To survive, you need to find other ways to secure that relief. This is why it’s a good idea to make a safety plan, including things like:
- tell someone how you’re feeling – be prepared for non-professionals to be shocked, and don’t expect a ‘perfect’ response. It is always better to make human contact than to stay alone with your thoughts.
- reduce the risks – protect yourself from impulsively acting on your thoughts by putting dangerous objects such as pills or weapons out of immediate reach.
- minimise time spent alone – depression thrives in isolation. Try to minimise time spent alone – take work to the library, ask friends to be with you at vulnerable times, make plans ahead for weekends.

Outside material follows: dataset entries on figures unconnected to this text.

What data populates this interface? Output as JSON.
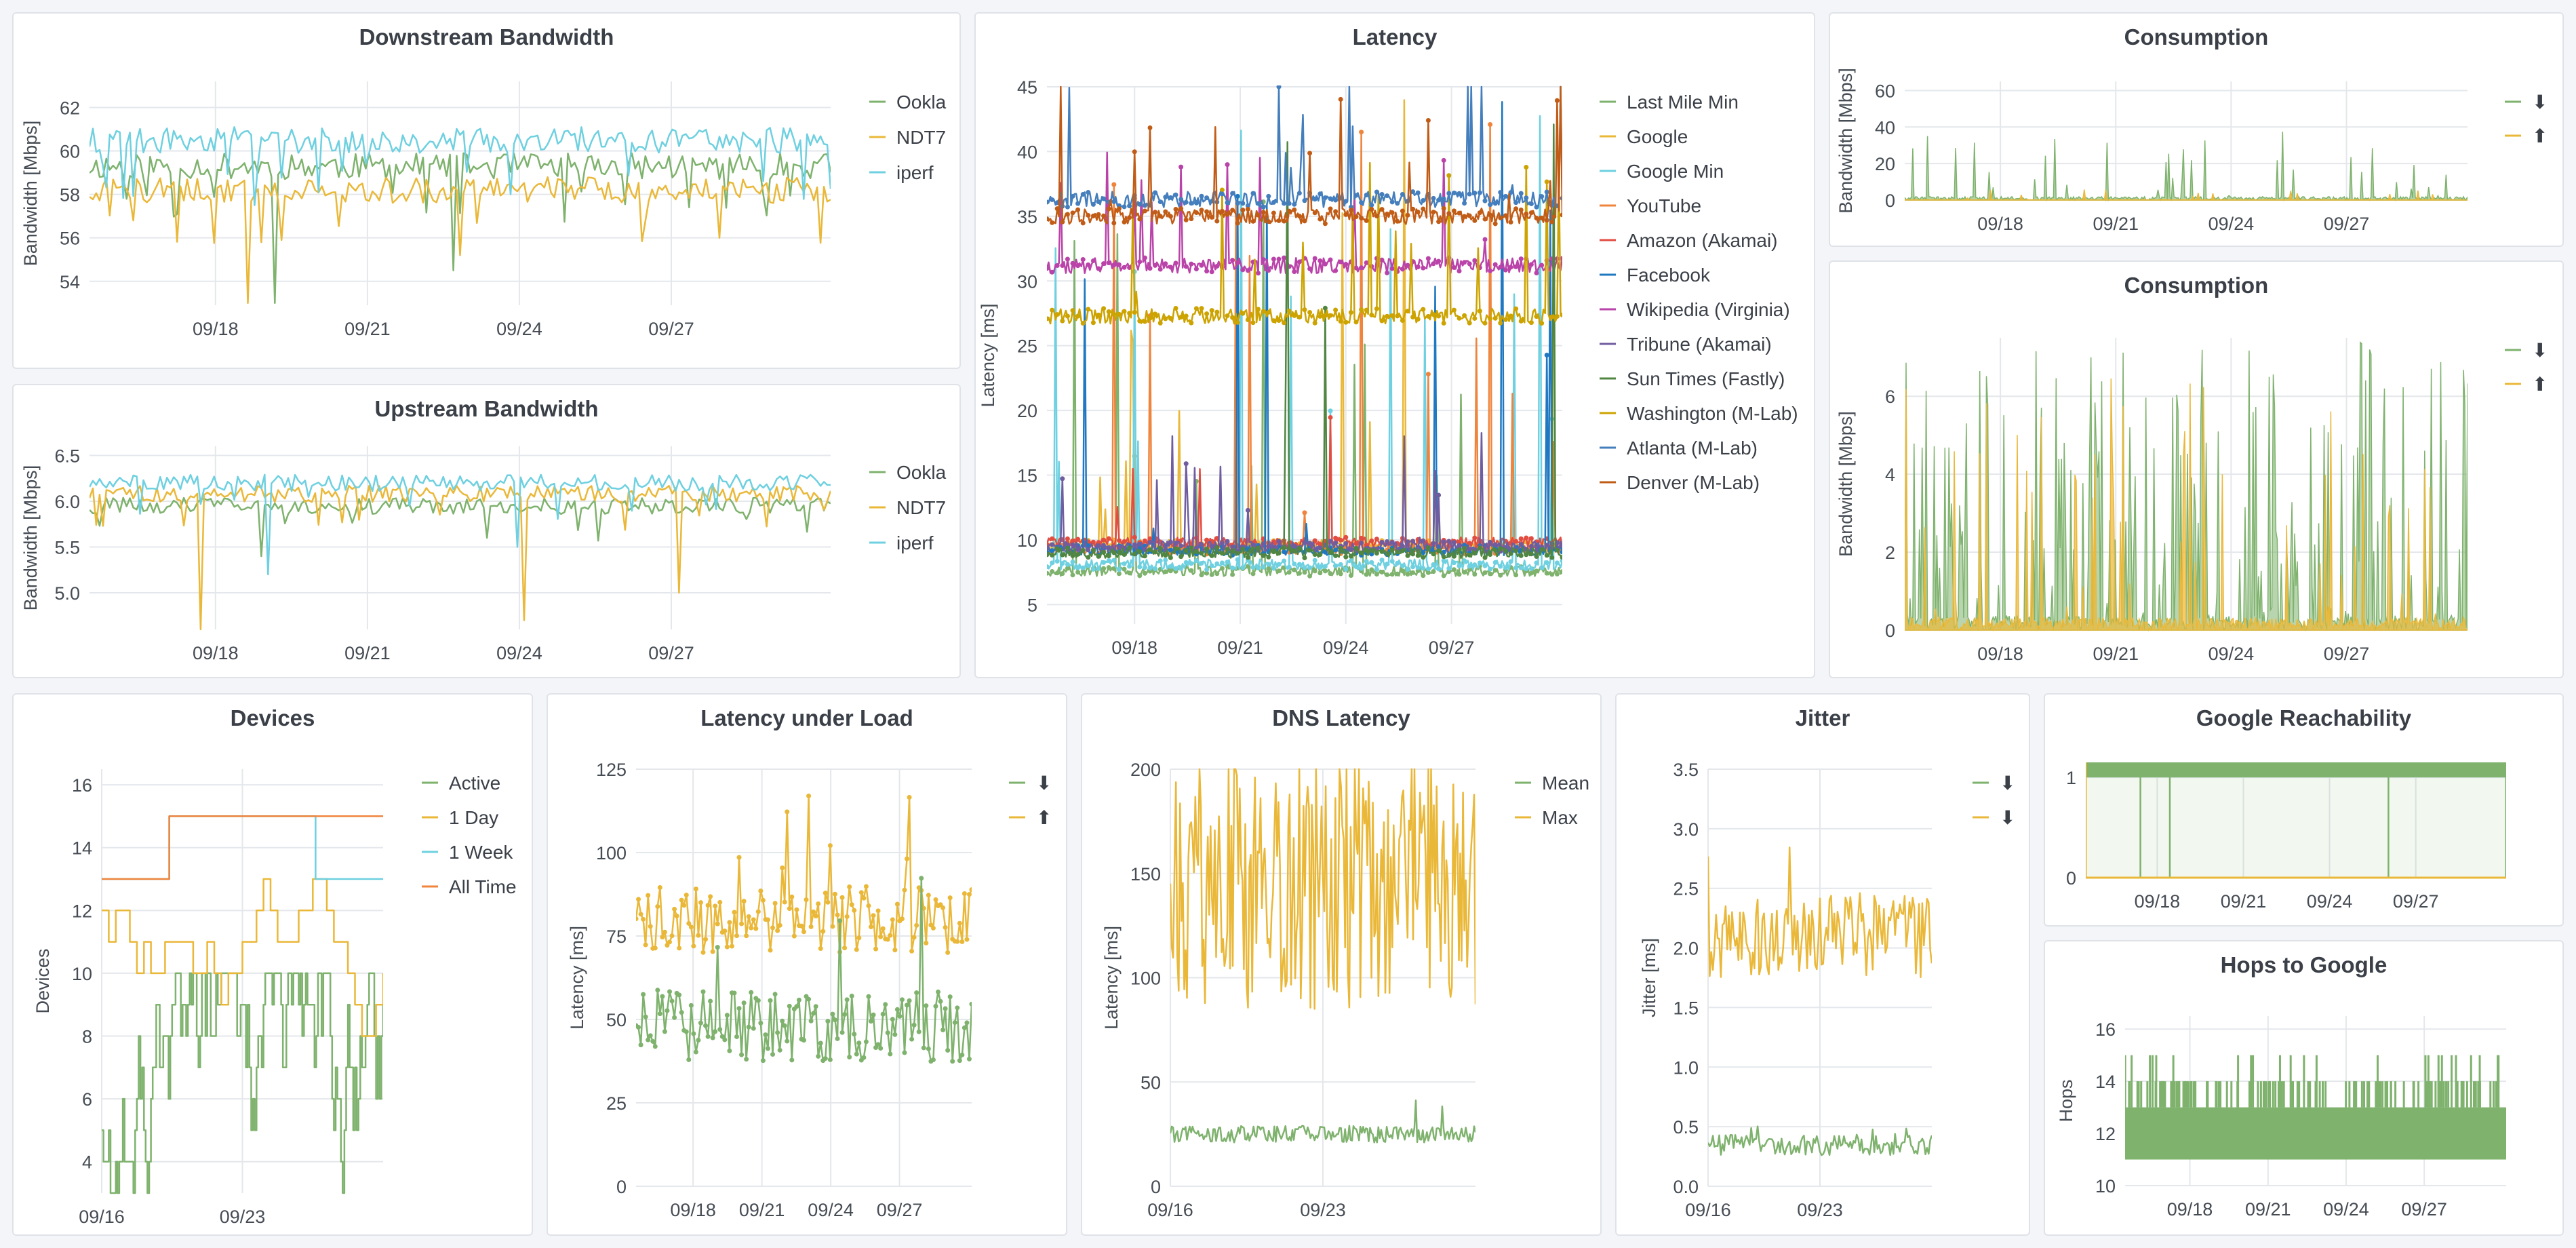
{
  "colors": {
    "green": "#7eb26d",
    "yellow": "#eab839",
    "cyan": "#6ed0e0",
    "orange": "#ef843c",
    "red": "#e24d42",
    "blue": "#1f78c1",
    "magenta": "#ba43a9",
    "purple": "#705da0",
    "darkgreen": "#508642",
    "mustard": "#cca300",
    "steelblue": "#447ebc",
    "rust": "#c15c17",
    "grid": "#e4e7eb",
    "axis_text": "#464c54"
  },
  "chart_data": [
    {
      "id": "downstream",
      "type": "line",
      "title": "Downstream Bandwidth",
      "ylabel": "Bandwidth [Mbps]",
      "ylim": [
        52.9,
        63.2
      ],
      "yticks": [
        54,
        56,
        58,
        60,
        62
      ],
      "x_tick_labels": [
        "09/18",
        "09/21",
        "09/24",
        "09/27"
      ],
      "x_range": [
        "09/15",
        "09/30"
      ],
      "legend_position": "right",
      "series": [
        {
          "name": "Ookla",
          "color_key": "green",
          "level": 59.3,
          "dips": [
            53,
            54.5,
            57.4
          ]
        },
        {
          "name": "NDT7",
          "color_key": "yellow",
          "level": 58.2,
          "dips": [
            53.0,
            55.2,
            56.0
          ]
        },
        {
          "name": "iperf",
          "color_key": "cyan",
          "level": 60.5,
          "dips": [
            57.5,
            58.0
          ]
        }
      ]
    },
    {
      "id": "upstream",
      "type": "line",
      "title": "Upstream Bandwidth",
      "ylabel": "Bandwidth [Mbps]",
      "ylim": [
        4.6,
        6.6
      ],
      "yticks": [
        5.0,
        5.5,
        6.0,
        6.5
      ],
      "x_tick_labels": [
        "09/18",
        "09/21",
        "09/24",
        "09/27"
      ],
      "x_range": [
        "09/15",
        "09/30"
      ],
      "legend_position": "right",
      "series": [
        {
          "name": "Ookla",
          "color_key": "green",
          "level": 5.95,
          "dips": [
            5.4,
            5.6
          ]
        },
        {
          "name": "NDT7",
          "color_key": "yellow",
          "level": 6.08,
          "dips": [
            4.6,
            4.7,
            5.0
          ]
        },
        {
          "name": "iperf",
          "color_key": "cyan",
          "level": 6.2,
          "dips": [
            5.2,
            5.5
          ]
        }
      ]
    },
    {
      "id": "latency",
      "type": "line",
      "title": "Latency",
      "ylabel": "Latency [ms]",
      "ylim": [
        3.5,
        45
      ],
      "yticks": [
        5,
        10,
        15,
        20,
        25,
        30,
        35,
        40,
        45
      ],
      "x_tick_labels": [
        "09/18",
        "09/21",
        "09/24",
        "09/27"
      ],
      "x_range": [
        "09/15",
        "09/30"
      ],
      "legend_position": "right",
      "series": [
        {
          "name": "Last Mile Min",
          "color_key": "green",
          "level": 7.6
        },
        {
          "name": "Google",
          "color_key": "yellow",
          "level": 9.6
        },
        {
          "name": "Google Min",
          "color_key": "cyan",
          "level": 8.1
        },
        {
          "name": "YouTube",
          "color_key": "orange",
          "level": 9.3
        },
        {
          "name": "Amazon (Akamai)",
          "color_key": "red",
          "level": 9.8
        },
        {
          "name": "Facebook",
          "color_key": "blue",
          "level": 9.2
        },
        {
          "name": "Wikipedia (Virginia)",
          "color_key": "magenta",
          "level": 31.2
        },
        {
          "name": "Tribune (Akamai)",
          "color_key": "purple",
          "level": 9.5
        },
        {
          "name": "Sun Times (Fastly)",
          "color_key": "darkgreen",
          "level": 9.0
        },
        {
          "name": "Washington (M-Lab)",
          "color_key": "mustard",
          "level": 27.3
        },
        {
          "name": "Atlanta (M-Lab)",
          "color_key": "steelblue",
          "level": 36.3
        },
        {
          "name": "Denver (M-Lab)",
          "color_key": "rust",
          "level": 35.0
        }
      ]
    },
    {
      "id": "consumption_small",
      "type": "area",
      "title": "Consumption",
      "ylabel": "Bandwidth [Mbps]",
      "ylim": [
        0,
        65
      ],
      "yticks": [
        0,
        20,
        40,
        60
      ],
      "x_tick_labels": [
        "09/18",
        "09/21",
        "09/24",
        "09/27"
      ],
      "x_range": [
        "09/15",
        "09/30"
      ],
      "legend_position": "right",
      "series": [
        {
          "name": "⬇",
          "color_key": "green",
          "peak": 38
        },
        {
          "name": "⬆",
          "color_key": "yellow",
          "peak": 6
        }
      ]
    },
    {
      "id": "consumption_large",
      "type": "area",
      "title": "Consumption",
      "ylabel": "Bandwidth [Mbps]",
      "ylim": [
        0,
        7.5
      ],
      "yticks": [
        0,
        2,
        4,
        6
      ],
      "x_tick_labels": [
        "09/18",
        "09/21",
        "09/24",
        "09/27"
      ],
      "x_range": [
        "09/15",
        "09/30"
      ],
      "legend_position": "right",
      "series": [
        {
          "name": "⬇",
          "color_key": "green",
          "peak": 7.5
        },
        {
          "name": "⬆",
          "color_key": "yellow",
          "peak": 6.5
        }
      ]
    },
    {
      "id": "devices",
      "type": "line",
      "title": "Devices",
      "ylabel": "Devices",
      "ylim": [
        3,
        16.5
      ],
      "yticks": [
        4,
        6,
        8,
        10,
        12,
        14,
        16
      ],
      "x_tick_labels": [
        "09/16",
        "09/23"
      ],
      "x_range": [
        "09/16",
        "09/30"
      ],
      "legend_position": "right",
      "series": [
        {
          "name": "Active",
          "color_key": "green",
          "range": [
            3,
            10
          ]
        },
        {
          "name": "1 Day",
          "color_key": "yellow",
          "range": [
            8,
            14
          ]
        },
        {
          "name": "1 Week",
          "color_key": "cyan",
          "steps": [
            [
              0,
              13
            ],
            [
              0.24,
              15
            ],
            [
              0.76,
              13
            ]
          ]
        },
        {
          "name": "All Time",
          "color_key": "orange",
          "steps": [
            [
              0,
              13
            ],
            [
              0.24,
              15
            ]
          ]
        }
      ]
    },
    {
      "id": "latency_load",
      "type": "line",
      "title": "Latency under Load",
      "ylabel": "Latency [ms]",
      "ylim": [
        0,
        125
      ],
      "yticks": [
        0,
        25,
        50,
        75,
        100,
        125
      ],
      "x_tick_labels": [
        "09/18",
        "09/21",
        "09/24",
        "09/27"
      ],
      "x_range": [
        "09/15",
        "09/30"
      ],
      "legend_position": "right",
      "series": [
        {
          "name": "⬇",
          "color_key": "green",
          "level": 48
        },
        {
          "name": "⬆",
          "color_key": "yellow",
          "level": 80
        }
      ]
    },
    {
      "id": "dns",
      "type": "line",
      "title": "DNS Latency",
      "ylabel": "Latency [ms]",
      "ylim": [
        0,
        200
      ],
      "yticks": [
        0,
        50,
        100,
        150,
        200
      ],
      "x_tick_labels": [
        "09/16",
        "09/23"
      ],
      "x_range": [
        "09/16",
        "09/30"
      ],
      "legend_position": "right",
      "series": [
        {
          "name": "Mean",
          "color_key": "green",
          "level": 25
        },
        {
          "name": "Max",
          "color_key": "yellow",
          "level": 140
        }
      ]
    },
    {
      "id": "jitter",
      "type": "line",
      "title": "Jitter",
      "ylabel": "Jitter [ms]",
      "ylim": [
        0,
        3.5
      ],
      "yticks": [
        0,
        0.5,
        1.0,
        1.5,
        2.0,
        2.5,
        3.0,
        3.5
      ],
      "x_tick_labels": [
        "09/16",
        "09/23"
      ],
      "x_range": [
        "09/16",
        "09/30"
      ],
      "legend_position": "right",
      "series": [
        {
          "name": "⬇",
          "color_key": "green",
          "level": 0.35
        },
        {
          "name": "⬇",
          "color_key": "yellow",
          "level": 2.1
        }
      ]
    },
    {
      "id": "reachability",
      "type": "area",
      "title": "Google Reachability",
      "ylabel": "",
      "ylim": [
        0,
        1.15
      ],
      "yticks": [
        0,
        1
      ],
      "x_tick_labels": [
        "09/18",
        "09/21",
        "09/24",
        "09/27"
      ],
      "x_range": [
        "09/15",
        "09/30"
      ],
      "legend_position": "none",
      "series": [
        {
          "name": "",
          "color_key": "green",
          "level": 1
        }
      ]
    },
    {
      "id": "hops",
      "type": "area",
      "title": "Hops to Google",
      "ylabel": "Hops",
      "ylim": [
        10,
        16.5
      ],
      "yticks": [
        10,
        12,
        14,
        16
      ],
      "x_tick_labels": [
        "09/18",
        "09/21",
        "09/24",
        "09/27"
      ],
      "x_range": [
        "09/15",
        "09/30"
      ],
      "legend_position": "none",
      "series": [
        {
          "name": "",
          "color_key": "green",
          "range": [
            11,
            13
          ]
        }
      ]
    }
  ]
}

For more strategies, go to Surviving suicidal thoughts.
Worried about someone?
There are things you can do to help someone who is struggling to overcome suicidal thoughts. Here are three:
- Communicate your concern – letting the person know you are worried could be a key first step in breaking their isolation.
- Encourage professional help – work with the person to identify and approach the available sources of local help – the university health centre, nearest GP doctor, counselling service and student union welfare.
- Offer practical, day-to-day support – this could be something as simple as making a regular arrangement for coffee, a walk or a phone call.
For other ways to help, see our page Worried about someone?
We can make a difference on World Suicide Prevention Day.